Gizemli tarih: DERİNKUYU


Kapadokya yerin üzerinde olduğu kadar yerin altında da muhteşem hazinelere sahip. En merak uyandıran zenginliklerinden biri de hâlâ gizemini koruyan yer altı şehirleri.

Kapadokya’nın binlerce yıllık geçmişinde saldırılardan korunmak için güvenlik amaçlı yapılan yer altı şehirlerinin en meşhurlarından biri Derinkuyu...

Derinkuyu’da ilk yerleşimin Asur kolonilerine kadar uzandığını söyleyen Nurgül Büyükkalay, “2’nci yüzyılda Roma İmparatorluğu’nun zulmünden kaçan ilk Hristiyanlar Kapadokya’ya gelerek bu şehre yerleşmişler. Şehirlerin girişleri kolayca fark edilemeyecek şekilde tasarlanmış. Böylelikle bu şehirleri bulan ilk Hristiyanlar, Romalı askerlerin zulmünden kaçabilmişler” dedi.

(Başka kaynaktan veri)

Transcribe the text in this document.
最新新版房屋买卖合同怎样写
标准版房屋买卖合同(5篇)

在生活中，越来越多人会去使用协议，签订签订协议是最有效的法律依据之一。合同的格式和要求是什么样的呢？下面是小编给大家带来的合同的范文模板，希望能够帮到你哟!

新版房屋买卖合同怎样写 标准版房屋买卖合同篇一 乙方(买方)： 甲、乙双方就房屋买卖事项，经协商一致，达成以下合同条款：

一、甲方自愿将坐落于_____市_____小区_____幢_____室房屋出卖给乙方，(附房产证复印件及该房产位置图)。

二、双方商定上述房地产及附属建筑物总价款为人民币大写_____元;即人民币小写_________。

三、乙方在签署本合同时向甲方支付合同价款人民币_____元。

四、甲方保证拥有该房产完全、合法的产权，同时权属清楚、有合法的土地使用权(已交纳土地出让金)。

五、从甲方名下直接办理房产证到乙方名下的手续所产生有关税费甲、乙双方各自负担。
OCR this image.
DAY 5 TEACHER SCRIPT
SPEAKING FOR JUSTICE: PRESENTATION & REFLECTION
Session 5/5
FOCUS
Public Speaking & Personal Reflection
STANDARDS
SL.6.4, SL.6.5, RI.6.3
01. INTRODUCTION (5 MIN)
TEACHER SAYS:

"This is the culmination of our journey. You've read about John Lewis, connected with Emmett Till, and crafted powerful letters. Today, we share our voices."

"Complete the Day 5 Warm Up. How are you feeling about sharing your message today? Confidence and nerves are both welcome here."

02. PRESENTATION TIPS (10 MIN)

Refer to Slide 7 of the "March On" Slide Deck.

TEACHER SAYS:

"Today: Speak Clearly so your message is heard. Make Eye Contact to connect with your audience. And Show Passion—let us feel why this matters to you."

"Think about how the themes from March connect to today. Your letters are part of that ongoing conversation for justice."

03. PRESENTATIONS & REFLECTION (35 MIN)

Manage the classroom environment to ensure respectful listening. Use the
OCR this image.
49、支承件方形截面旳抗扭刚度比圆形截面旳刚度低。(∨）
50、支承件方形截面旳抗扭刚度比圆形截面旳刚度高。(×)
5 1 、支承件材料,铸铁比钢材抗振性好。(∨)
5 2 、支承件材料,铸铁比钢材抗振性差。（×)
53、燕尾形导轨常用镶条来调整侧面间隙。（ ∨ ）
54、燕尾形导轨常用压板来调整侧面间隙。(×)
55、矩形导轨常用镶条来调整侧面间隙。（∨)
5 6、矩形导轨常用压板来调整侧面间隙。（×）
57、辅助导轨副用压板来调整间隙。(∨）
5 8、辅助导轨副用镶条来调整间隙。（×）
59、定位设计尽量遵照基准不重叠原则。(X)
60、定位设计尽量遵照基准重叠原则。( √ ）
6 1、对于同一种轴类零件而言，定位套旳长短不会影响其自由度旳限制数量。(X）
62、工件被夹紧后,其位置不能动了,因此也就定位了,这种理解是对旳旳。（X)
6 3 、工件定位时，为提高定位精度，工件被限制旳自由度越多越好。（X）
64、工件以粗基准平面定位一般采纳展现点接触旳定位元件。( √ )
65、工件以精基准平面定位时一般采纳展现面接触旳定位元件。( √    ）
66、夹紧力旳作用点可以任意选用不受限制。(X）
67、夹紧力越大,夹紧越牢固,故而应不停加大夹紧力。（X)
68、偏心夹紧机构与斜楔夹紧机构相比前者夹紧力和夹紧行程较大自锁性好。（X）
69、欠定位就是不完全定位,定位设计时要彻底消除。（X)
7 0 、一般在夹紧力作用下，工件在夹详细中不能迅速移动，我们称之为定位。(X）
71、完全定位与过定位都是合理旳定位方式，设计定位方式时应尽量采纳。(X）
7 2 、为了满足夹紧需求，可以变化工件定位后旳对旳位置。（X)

Doğa ve tarihin uyumu: Kapadokya’da keşfedilmesi gereken 10 adres

Derinkuyu

Büyükkalay, şöyle devam etti:

-- Sekiz katlı bir şehir ve içerisindeki mekânlar büyük bir topluluğu barındıracak ve tüm ihtiyaçlarını karşılayacak şekilde yapılmış. İnsanlar uzun süre buradan dışarı çıkmadan yaşamak zorunda oldukları için şehirde havalandırma bacaları, erzak depoları, kiliseler, su kuyuları, mutfak, tuvaletler ve toplantı odaları bulunuyor.

-- Odalar birbirine bağlı ve bazı oda geçişleri o kadar dar ki sadece bir kişinin geçmesi mümkün. Yine Kapadokya’nın önemli yer altı şehirlerinden Kaymaklı’dan farklı olarak burada misyonerler okulu, günah çıkarma yeri, vaftiz havuzu yer alıyor. 20 bin kişiyi uzun bir süre gizleyebilecek bu yer altı şehrinin o dönemde nasıl böylesine planlı inşa edildiğini görmek gerçekten çok etkileyici.